My inspiration for teaching mama and baby yoga (or how I hope you do NOT feel at your mama and baby yoga class…)
I attended my first mama and baby yoga class when my daughter was eight weeks old. I remember feeling extremely self-conscious and like I must be doing everything all wrong. While everyone else’s babies happily did tummy time or slept, mine cried every time I tried to put her down and we ended up spending the whole class breastfeeding! Worst of all, no one spoke to me, asked how I was doing or tried to reassure me that it was perfectly normal to have an unsettled baby. In that room full of mamas, I felt incompetent and alone.
Despite, or perhaps due to, my unhappy experience with mama and baby yoga, I was completely drawn to it when I did my yoga teacher training. When I graduated and started teaching classes of my own, I vowed that none of my clients would feel as stressed or out of place as I felt back then.
Attending to your baby’s needs – it’s still yoga!
The first thing I tell my clients, especially those with babies under four months, is that it is absolutely normal for babies to cry! Mama and baby yoga is not quiet and peaceful, it can be loud and chaotic, and the babies seem to take turns to be unsettled. There is no need to feel self-conscious or stressed because we’re all mothers and we all understand. It really is true that no one else finds your baby’s cry as provocative and all-consuming as you do.
The second thing I tell my clients is that it is absolutely encouraged for you to give your baby as much attention as they need. Walk, rock, bounce, feed, hold, change, do whatever it is that will sooth and nurture your baby. While you do what your baby needs, notice your breath, do your pelvic floor exercises and be present with your baby, that’s still yoga. Mothering is yoga, but that’s a post for another day!
Elements of Yoga Mindfulness Motherhood’s Yoga Classes
The class itself will include many of the same elements as a general yoga class: pranayama (breath work), asana (yoga poses), mindfulness and relaxation, but adapted to suit the needs of mothers.
The physical aspects of focus on:
- restoring energy and vitality
- reconnecting with and gently strengthening the abdominals and pelvic floor muscles
- opening through the chest to reverse hunched breastfeeding / baby rocking posture
- strengthening the body to cope with the rigours of motherhood (carrying babies/toddlers)
- gently stretching and mobilising the whole body
The mindfulness and relaxation aspects of postnatal yoga focus on:
- being present with your baby/child
- loving kindness towards yourself and your baby/child
- mothering as a spiritual practice (mothering as meditation)

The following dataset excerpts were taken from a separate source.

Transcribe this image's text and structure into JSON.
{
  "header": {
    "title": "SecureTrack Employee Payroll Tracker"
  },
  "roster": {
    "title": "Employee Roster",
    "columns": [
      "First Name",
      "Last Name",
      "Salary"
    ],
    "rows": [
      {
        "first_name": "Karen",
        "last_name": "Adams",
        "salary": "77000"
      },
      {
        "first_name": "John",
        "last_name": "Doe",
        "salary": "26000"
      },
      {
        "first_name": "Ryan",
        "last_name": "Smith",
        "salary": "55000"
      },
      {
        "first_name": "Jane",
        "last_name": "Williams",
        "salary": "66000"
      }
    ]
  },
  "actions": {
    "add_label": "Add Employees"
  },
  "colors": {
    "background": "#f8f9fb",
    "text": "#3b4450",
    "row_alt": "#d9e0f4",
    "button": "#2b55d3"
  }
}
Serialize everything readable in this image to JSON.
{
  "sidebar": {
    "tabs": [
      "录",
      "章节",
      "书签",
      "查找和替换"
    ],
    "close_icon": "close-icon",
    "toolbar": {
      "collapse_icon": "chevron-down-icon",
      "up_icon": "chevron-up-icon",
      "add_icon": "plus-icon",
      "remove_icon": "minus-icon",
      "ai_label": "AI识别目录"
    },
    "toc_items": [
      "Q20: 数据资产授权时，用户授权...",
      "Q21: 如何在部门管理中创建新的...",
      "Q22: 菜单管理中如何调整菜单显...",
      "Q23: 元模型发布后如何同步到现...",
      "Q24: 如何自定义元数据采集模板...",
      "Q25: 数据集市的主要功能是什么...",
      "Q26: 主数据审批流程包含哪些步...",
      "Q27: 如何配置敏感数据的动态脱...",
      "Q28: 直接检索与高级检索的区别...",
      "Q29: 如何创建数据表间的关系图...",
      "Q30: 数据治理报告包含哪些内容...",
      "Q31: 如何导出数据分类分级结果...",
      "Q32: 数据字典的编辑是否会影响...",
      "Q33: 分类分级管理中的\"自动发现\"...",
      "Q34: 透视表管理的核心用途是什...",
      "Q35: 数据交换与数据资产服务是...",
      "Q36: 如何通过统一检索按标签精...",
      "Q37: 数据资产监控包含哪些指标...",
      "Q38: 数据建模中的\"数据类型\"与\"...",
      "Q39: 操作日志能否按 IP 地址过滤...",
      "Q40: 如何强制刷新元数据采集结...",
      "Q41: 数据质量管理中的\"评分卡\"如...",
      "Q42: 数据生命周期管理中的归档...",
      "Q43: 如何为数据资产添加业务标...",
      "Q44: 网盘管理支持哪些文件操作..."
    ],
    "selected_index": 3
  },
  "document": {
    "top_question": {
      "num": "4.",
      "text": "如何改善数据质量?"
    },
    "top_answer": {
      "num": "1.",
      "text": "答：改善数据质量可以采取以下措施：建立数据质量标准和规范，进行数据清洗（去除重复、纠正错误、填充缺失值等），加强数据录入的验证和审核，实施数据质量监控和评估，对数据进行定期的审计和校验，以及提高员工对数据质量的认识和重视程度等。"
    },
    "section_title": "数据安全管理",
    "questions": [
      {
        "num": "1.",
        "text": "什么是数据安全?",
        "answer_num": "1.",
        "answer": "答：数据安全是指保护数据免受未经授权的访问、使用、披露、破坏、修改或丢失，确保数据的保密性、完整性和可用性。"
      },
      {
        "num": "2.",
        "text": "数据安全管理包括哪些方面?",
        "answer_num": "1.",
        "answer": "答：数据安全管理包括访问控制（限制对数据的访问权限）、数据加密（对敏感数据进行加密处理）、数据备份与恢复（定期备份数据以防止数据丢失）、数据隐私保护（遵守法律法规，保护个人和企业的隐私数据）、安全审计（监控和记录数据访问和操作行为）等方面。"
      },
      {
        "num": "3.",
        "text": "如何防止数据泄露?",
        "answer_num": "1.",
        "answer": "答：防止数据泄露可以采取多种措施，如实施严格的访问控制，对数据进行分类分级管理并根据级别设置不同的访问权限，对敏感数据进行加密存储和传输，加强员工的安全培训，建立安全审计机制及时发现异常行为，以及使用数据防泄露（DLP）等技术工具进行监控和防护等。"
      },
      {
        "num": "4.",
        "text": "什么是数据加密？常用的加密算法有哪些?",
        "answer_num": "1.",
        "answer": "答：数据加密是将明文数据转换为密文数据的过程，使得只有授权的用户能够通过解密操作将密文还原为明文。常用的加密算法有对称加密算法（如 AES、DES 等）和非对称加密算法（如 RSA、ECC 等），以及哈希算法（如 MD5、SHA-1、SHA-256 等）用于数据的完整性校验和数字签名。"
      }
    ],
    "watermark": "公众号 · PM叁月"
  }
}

Additional Elements of Yoga Mindfulness Motherhood’s Mama & Baby Circle
Motherhood can be intensely lonely. When creating my mama and baby offering, it was very important to me to provide an opportunity for my clients to connect with like-minded peers, to build their villages, to share and normalise their experience of motherhood, and to feel nourished and nurtured.
Mama & Baby Circle includes both a gentle, feminine yoga class and a mothers’ sharing circle. The sharing circle consists of a short reading and guided discussion on a particular topic or theme, followed by an opportunity to chat.
Topics of discussion may include:
- motherhood
- self-care
- yoga and mindfulness practices
- peaceful postpartum and the fourth trimester
- gentle parenting
- infant massage
- building your village and asking for help
- oxytocin and embracing baby brain
In creating this unique offering, I hope that all of the mamas who come to my classes experience a sense of connectedness, of being embraced, and of peace and joy.